Вернулась через десять минут, плюхнулась в другое кресло и предложила: «Ну давай, вещай. Не стесняйся. Чем обязана?»
«Чем обязана?» – неожиданно взорвалась невозмутимая прежде на вид Нателла. – «Всем обязана. Я знаю, что это вы с нашей квартирной хозяйкой что-то подстроили. Врет она все. Она не просто мимо проходила. Вы вместе это спланировали. Красавчика наняли. Что ты хотела ему тогда объяснить? Что должно было быть по-другому? Если бы она не запретила тебе говорить, ты бы тогда сказала. Разлучить меня с мужем хотели? Сама глаз на него положила что-ли? Или Лаврова решила приличного папочку своим детям подыскать? Ничего не вышло? Сразу было понятно, что не выйдет. Армянские мужья не разводятся. Убить могут, развестись нет.»
«Ну не убил же? Живите дальше, да радуйтесь,» – пожала плечами Наташка.
«Да какая теперь жизнь? Хуже собачьей. Вагиф со мной не разговаривает. Не смотрит на меня даже. А ведь я и шагу в сторону не сделала. Я ни в чем не виновата. Это все вы, оговорили, оболгали, подлые сучки.»

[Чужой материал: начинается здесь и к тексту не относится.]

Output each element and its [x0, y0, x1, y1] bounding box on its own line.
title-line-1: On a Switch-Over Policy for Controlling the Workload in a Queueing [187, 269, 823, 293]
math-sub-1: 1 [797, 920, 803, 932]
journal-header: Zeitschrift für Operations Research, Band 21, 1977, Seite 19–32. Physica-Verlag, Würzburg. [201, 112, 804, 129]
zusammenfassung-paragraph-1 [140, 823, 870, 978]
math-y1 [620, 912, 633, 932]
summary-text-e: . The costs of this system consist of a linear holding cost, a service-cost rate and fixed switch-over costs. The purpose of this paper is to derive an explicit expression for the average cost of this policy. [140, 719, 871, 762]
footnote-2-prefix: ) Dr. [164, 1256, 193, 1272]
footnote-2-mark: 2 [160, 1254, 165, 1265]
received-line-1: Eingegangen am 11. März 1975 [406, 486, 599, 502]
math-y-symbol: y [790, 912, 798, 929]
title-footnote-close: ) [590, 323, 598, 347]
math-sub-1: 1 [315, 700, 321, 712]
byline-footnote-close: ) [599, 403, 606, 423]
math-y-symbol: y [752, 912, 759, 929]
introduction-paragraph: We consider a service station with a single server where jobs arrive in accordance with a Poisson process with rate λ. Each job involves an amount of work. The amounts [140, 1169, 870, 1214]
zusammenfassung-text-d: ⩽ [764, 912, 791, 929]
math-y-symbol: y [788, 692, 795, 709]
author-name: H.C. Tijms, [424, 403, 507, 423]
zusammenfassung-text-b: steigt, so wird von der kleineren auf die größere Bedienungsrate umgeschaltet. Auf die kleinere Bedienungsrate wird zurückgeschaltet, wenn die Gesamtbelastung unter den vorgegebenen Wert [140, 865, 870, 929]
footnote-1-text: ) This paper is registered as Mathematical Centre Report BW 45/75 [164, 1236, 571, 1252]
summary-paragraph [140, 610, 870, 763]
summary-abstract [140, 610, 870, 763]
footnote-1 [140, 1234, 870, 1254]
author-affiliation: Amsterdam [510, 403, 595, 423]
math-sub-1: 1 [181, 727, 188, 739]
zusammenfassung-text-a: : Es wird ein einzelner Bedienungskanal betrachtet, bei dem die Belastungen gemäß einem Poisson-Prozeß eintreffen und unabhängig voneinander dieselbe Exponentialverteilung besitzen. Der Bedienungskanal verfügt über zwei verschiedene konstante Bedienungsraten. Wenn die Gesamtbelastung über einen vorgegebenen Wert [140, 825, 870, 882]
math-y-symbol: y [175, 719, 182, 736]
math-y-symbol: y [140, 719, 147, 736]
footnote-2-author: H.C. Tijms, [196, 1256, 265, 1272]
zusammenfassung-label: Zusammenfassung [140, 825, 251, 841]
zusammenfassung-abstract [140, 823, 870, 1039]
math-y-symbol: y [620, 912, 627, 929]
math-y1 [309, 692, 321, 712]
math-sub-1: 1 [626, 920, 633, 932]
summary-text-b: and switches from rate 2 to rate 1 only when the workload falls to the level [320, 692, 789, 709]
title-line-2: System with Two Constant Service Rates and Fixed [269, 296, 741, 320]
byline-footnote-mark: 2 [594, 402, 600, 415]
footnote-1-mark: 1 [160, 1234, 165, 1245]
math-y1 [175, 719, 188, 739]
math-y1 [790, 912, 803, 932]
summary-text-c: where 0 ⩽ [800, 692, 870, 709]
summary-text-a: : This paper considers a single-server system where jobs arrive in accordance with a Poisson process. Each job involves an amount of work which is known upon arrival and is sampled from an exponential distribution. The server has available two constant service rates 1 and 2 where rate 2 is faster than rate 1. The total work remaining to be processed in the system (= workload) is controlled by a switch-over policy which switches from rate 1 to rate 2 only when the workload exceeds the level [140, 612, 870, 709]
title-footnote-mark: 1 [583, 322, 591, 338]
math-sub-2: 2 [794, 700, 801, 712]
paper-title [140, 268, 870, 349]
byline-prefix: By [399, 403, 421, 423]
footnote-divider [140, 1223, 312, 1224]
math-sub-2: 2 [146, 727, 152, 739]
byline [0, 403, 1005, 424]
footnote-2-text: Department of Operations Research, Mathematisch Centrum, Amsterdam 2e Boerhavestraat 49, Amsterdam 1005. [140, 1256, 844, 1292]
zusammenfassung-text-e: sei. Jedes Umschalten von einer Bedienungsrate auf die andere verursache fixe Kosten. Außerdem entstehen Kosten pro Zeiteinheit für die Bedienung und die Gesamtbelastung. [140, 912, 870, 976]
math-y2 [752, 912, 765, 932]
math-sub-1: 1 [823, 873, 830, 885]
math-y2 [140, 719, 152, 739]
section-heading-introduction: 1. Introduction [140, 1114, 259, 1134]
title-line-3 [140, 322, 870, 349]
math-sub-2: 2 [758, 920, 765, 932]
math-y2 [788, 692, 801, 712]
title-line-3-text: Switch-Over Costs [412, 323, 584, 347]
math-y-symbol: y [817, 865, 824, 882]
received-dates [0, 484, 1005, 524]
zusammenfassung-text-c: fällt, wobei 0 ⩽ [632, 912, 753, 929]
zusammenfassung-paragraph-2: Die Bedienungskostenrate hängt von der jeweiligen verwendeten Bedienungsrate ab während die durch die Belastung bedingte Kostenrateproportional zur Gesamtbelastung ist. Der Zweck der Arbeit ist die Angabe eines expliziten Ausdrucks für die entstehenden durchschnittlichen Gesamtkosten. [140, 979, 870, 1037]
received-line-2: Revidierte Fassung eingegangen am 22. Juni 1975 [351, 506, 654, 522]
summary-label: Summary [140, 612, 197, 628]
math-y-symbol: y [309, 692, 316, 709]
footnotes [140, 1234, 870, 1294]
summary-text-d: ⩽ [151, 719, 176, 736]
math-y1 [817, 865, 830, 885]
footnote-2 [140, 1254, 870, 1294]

Наталья оскорбление проглотила молча. А ведь и правда, подгадили они Нателле. Как бы ни была Наталья зла и раздосадована, она не могла не признать, гостья дело говорит. Она ни в чем не виновата. Неожиданно всхлипнув та продолжила: «Что я вам такого сделала? Почему я?»
«Ты его видела? Антона?»
«Издеваешься?» – зло спросила Нателла. – «На что он мне сдался твой Антон? Хорошо хоть перестал у дома торчать, а то Вагиф бы его прибил.»
Потом помолчала и добавила: «Значит так. Это вы все устроили, вы и должны исправить.»
«Это как же?» – усмехнулась Наташка.
«Не знаю. Придумаете. Иначе скажу мужу, что бы он тебя уволил.»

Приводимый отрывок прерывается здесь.